In the current study, three Cryptosporidium species were detected by PCR and sequencing of the HSP70 gene. C. hominis subtype A was identified as the main type which is similar to the study of Sulaiman et al. (2001)(13) but this is in contrast with another study that found a limited number of this subtype in Malawi (18). All of our C. parvum isolates were similar to those studied by Sulaiman et al. (31) and the C. meleagridis isolate (genotype 3) was comparable to this parasite type in an adult HIV patient from Kenya (32). Concordant subtyping results were found at the 18S rRNA, HSP70 and GP60 genes for the majority of isolates. Among C. hominis isolates, type A and G variants of the HSP70 gene, all had GP60 subtype of Ib and 18S rRNA subtype of 11T. Only one isolate showed subtype Ib3 which was subtype C of HSP70. Interestingly, one isolate from Iran was similar to published isolate 497 which is different from C. hominis types A, C and G of HSP70 gene. It had been identified as type 11T of C. hominis of 18S rRNA (this isolate did not amplify by GP60 PCR). Furthermore, an isolate from Malawi was detected as C. hominis Id by GP60, 18S rRNA PCR-RFLP and sequences, but identified as C. parvum by the HSP 70 sequences. In spite of 18S rRNA and GP60 results, this isolates is more related to the C. parvum IId than the rest of the subgenotype C. hominis Ib (Fig 2 &3). These findings are similar to results of some other multi-locus studies demonstrating C. hominis Ib subgenotype is more related to the C. parvum allele groups (13, 15). There are some evidences that phylogenetic analysis of the GP60 sequences could not separate C. hominis and C. parvum into distinct branches because some C. parvum alleles clustered with C. hominis alleles (15).

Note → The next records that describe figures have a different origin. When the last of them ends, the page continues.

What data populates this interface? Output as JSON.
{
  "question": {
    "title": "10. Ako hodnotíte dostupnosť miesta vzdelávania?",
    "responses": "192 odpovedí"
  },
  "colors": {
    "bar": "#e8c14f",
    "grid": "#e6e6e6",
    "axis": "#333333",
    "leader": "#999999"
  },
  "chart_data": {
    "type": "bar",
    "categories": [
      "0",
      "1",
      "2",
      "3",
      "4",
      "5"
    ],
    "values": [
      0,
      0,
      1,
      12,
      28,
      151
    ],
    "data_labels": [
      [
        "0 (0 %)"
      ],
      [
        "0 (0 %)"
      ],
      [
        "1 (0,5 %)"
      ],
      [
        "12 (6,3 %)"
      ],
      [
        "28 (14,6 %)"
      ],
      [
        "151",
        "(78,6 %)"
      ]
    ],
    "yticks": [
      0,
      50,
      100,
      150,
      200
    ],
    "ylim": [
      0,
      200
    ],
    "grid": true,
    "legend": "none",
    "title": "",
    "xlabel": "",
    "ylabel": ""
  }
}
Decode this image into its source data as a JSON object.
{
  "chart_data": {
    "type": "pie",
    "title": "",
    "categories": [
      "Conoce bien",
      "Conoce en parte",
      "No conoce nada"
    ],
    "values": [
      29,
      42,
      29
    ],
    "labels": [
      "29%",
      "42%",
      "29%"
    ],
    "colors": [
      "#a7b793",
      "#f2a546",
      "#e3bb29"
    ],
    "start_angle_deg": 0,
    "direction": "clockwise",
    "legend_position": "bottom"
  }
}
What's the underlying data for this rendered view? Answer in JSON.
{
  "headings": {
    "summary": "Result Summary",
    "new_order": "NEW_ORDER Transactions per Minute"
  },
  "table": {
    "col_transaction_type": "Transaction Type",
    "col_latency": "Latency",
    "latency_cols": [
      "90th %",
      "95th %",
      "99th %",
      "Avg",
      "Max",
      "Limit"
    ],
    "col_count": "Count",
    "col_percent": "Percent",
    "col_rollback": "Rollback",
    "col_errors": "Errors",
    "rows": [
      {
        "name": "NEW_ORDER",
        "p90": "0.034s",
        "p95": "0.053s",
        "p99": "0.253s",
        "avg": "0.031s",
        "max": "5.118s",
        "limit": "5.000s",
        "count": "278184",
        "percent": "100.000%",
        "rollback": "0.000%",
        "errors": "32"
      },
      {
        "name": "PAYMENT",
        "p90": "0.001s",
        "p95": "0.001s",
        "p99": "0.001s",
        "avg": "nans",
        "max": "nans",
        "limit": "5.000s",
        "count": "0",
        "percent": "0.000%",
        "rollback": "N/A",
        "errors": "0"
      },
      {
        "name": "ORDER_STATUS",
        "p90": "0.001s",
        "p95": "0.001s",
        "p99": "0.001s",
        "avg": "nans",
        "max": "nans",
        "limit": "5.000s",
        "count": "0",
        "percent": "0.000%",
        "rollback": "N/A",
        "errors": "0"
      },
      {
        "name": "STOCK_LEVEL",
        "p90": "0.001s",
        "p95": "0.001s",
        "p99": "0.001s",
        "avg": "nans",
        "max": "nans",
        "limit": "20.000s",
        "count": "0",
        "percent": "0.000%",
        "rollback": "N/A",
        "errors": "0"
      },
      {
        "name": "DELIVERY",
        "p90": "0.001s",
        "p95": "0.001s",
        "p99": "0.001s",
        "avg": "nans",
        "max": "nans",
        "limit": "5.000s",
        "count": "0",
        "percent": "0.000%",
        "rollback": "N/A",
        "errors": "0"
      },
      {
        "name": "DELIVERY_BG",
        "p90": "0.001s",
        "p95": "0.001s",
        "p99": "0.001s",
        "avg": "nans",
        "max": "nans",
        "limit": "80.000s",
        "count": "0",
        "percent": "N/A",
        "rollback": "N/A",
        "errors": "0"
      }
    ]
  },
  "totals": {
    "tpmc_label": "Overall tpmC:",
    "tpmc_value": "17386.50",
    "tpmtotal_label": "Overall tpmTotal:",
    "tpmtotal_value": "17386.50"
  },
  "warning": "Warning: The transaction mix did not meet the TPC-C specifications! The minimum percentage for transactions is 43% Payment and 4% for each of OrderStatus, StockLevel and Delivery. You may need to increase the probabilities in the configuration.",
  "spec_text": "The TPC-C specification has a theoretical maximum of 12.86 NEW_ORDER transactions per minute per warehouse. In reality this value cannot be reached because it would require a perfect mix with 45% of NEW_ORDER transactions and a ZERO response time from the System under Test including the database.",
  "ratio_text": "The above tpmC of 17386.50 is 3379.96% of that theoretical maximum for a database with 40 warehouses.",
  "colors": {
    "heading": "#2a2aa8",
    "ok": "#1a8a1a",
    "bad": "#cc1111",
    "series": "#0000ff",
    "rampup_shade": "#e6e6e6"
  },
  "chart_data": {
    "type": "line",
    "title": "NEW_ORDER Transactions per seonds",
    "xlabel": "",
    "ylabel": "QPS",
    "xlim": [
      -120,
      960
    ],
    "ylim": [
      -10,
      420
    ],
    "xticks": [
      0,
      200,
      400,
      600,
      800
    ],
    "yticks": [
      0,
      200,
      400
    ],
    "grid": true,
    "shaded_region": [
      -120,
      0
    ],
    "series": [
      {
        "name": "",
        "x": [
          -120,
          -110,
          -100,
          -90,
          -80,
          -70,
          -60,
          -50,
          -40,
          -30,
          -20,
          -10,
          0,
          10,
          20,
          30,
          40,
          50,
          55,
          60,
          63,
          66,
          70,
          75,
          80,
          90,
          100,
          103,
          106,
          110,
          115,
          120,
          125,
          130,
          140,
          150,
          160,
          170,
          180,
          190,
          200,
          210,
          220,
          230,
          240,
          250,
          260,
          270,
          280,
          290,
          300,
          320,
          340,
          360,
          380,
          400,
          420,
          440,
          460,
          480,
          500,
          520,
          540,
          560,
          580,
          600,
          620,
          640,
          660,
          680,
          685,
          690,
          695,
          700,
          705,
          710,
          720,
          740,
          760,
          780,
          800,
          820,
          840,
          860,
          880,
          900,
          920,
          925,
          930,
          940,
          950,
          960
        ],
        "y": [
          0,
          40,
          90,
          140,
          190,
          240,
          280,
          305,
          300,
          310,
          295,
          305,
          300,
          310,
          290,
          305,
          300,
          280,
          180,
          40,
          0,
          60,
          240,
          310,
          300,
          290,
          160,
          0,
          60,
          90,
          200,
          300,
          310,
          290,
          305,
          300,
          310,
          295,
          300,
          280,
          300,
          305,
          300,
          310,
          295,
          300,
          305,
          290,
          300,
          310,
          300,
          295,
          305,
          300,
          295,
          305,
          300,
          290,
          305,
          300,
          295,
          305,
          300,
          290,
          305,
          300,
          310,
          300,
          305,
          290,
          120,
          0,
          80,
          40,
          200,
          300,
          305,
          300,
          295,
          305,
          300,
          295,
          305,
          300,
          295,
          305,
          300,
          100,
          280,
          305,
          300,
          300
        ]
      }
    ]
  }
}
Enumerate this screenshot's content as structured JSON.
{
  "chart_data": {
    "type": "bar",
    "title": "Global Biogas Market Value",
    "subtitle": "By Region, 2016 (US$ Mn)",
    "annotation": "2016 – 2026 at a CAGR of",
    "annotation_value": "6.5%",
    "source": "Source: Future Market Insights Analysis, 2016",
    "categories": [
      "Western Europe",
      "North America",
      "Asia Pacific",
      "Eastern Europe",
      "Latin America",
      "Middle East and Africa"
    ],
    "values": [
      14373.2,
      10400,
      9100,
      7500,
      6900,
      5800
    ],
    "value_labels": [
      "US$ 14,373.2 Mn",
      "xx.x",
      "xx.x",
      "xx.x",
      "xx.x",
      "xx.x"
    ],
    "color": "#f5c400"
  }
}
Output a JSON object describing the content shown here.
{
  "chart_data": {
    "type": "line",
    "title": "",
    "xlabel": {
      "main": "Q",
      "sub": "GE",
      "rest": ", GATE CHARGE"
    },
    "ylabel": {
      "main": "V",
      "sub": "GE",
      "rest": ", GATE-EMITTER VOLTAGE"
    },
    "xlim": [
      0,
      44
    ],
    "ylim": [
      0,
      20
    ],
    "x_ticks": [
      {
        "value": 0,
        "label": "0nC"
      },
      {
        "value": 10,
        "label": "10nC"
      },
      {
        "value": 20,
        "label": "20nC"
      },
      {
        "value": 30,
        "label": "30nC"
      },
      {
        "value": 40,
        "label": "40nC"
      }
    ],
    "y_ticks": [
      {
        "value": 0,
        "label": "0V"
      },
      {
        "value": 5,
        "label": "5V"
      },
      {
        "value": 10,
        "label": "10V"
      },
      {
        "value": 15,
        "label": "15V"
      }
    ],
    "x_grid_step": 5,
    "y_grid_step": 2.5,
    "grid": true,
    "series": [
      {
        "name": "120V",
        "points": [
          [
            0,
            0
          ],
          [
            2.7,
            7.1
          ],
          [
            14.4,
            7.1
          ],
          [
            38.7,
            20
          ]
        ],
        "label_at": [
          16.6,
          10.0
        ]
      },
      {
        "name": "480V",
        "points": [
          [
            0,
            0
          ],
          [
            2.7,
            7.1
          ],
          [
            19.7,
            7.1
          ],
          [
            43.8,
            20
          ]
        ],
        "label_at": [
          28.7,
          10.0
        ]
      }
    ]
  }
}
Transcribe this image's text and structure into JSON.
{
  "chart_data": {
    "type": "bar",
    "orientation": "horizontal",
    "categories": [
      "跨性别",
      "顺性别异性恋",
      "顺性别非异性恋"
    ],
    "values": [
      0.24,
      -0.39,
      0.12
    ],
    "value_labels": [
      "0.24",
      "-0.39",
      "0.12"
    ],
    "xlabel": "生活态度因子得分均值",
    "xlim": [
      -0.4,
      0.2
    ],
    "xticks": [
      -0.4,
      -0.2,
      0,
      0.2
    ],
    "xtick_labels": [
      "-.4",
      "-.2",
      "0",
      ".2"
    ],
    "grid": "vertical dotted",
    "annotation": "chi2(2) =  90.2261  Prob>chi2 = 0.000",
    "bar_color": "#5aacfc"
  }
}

The present study identified the mixed infection of C. hominis and C. parvum in one isolate from a child from Liverpool, UK. There are a few mixed infection reports through the world. The primary identification of the present mixed infection was genotyped based on the PCR-RFLP of 18S rRNA and sequencing and PCR-RFLP of COWP genes. Direct sequencing of the HSP70 and sequence analysis of cloned COWP and gp15/45/60 genes showed that this isolate belongs to the C. hominis and C. hominis Ib allele groups (Table 1). Furthermore, comparison of direct sequencing of the HSP70 gene and the 18S rRNA gene of this isolate showed that HSP70 gene sequences give better resolution than those based on the 18S rRNA gene (with significantly higher bootstrap values). The possible explanation is that mutations in the HSP70 gene are spread over the entire sequence while mutations in the 18S rRNA gene occur in a restricted region of the gene. Also, the alignment of sequences is much easier in the HSP70 gene due to limited deletions and insertions (31).

Conclusion

The current study demonstrated the complex subtypes of C. hominis isolates present in the studied isolates based on GP60 and HSP70 genes. Application of these genes is suitable in resolving the nature of population structure in a distinct area. Furthermore, this study confirms that human to human and water/food-human transmission of cryptosporidiosis occur in the studied countries. Besides, anthroponotic transmission of C. parvum takes place in the UK. This is the first report of C. parvum IId subgenotype and three new subtypes of C. parvum IIa in the UK and the first multilocus study of three species of Cryptosporidium in human from Iran. The importance of the diverse multilocus subtypes demonstrated here on phenotypic and temporal factors or clinical manifestations of the disease should be further investigate.